A 50-year career, starting with English Channel service as Townsend Ferries’ first purpose-built car ferry Free Enterprise in April 1962, is ending at Turkish breakers after the long-serving vessel, latterly Okeanis, owned by Ionian Lines of Greece, left Elefsis under tow to Aliaga on 1 June.
Built in Holland at Schiedam and with space for 850 passengers and 120 stern-loaded cars, the 3,880gt vessel, with a pale green hull inspired by the Cunarder Caronia, became Free Enterprise I in 1965 as further new tonnage was brought in. She remained on the Dover-Calais run until used on the Irish Sea between Cairnryan and Larne for what had become Townsend Thoresen in 1975.
Bought by the Greek Ventouris Group in 1980, she served on Cyclades routes as Kimolos, Ergina, Ventouris and Methodia before a switch to day cruises from Cretan ports to Santorini for Cinderella Cruises as Kallisti from the late 1990s, a period that also brought winter ferry sailings from Laviron to Tinos and Mykonos.

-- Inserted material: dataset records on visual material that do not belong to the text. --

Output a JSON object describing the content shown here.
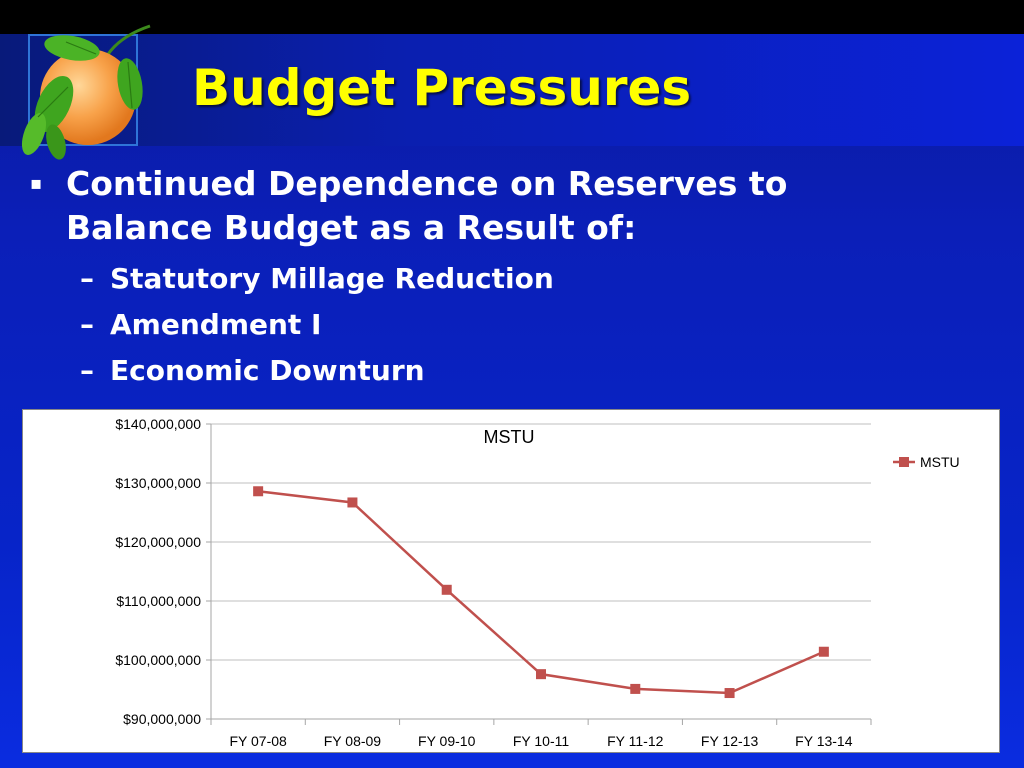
{
  "slide": {
    "title": "Budget Pressures",
    "bullet_main": "Continued Dependence on Reserves to Balance Budget as a Result of:",
    "sub_bullets": [
      "Statutory Millage Reduction",
      "Amendment I",
      "Economic Downturn"
    ],
    "colors": {
      "title": "#ffff00",
      "background": "#0b22c8",
      "text": "#ffffff"
    }
  },
  "chart_data": {
    "type": "line",
    "title": "MSTU",
    "categories": [
      "FY 07-08",
      "FY 08-09",
      "FY 09-10",
      "FY 10-11",
      "FY 11-12",
      "FY 12-13",
      "FY 13-14"
    ],
    "series": [
      {
        "name": "MSTU",
        "color": "#c0504d",
        "values": [
          128600000,
          126700000,
          111900000,
          97600000,
          95100000,
          94400000,
          101400000
        ]
      }
    ],
    "ylim": [
      90000000,
      140000000
    ],
    "yticks": [
      90000000,
      100000000,
      110000000,
      120000000,
      130000000,
      140000000
    ],
    "ytick_labels": [
      "$90,000,000",
      "$100,000,000",
      "$110,000,000",
      "$120,000,000",
      "$130,000,000",
      "$140,000,000"
    ],
    "grid": true,
    "legend": "right"
  }
}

Her periods of inactivity ended when day cruises between Zakynthos, Keffalonia and Ithaca were launched by Ionian Lines in 2005, but, after a return to Santorini traffic in 2007, Okeanis, still powered by the original pair of 12-cylinder MAN diesel engines, had been laid up and, despite talk of a return to day cruises, nothing materialised.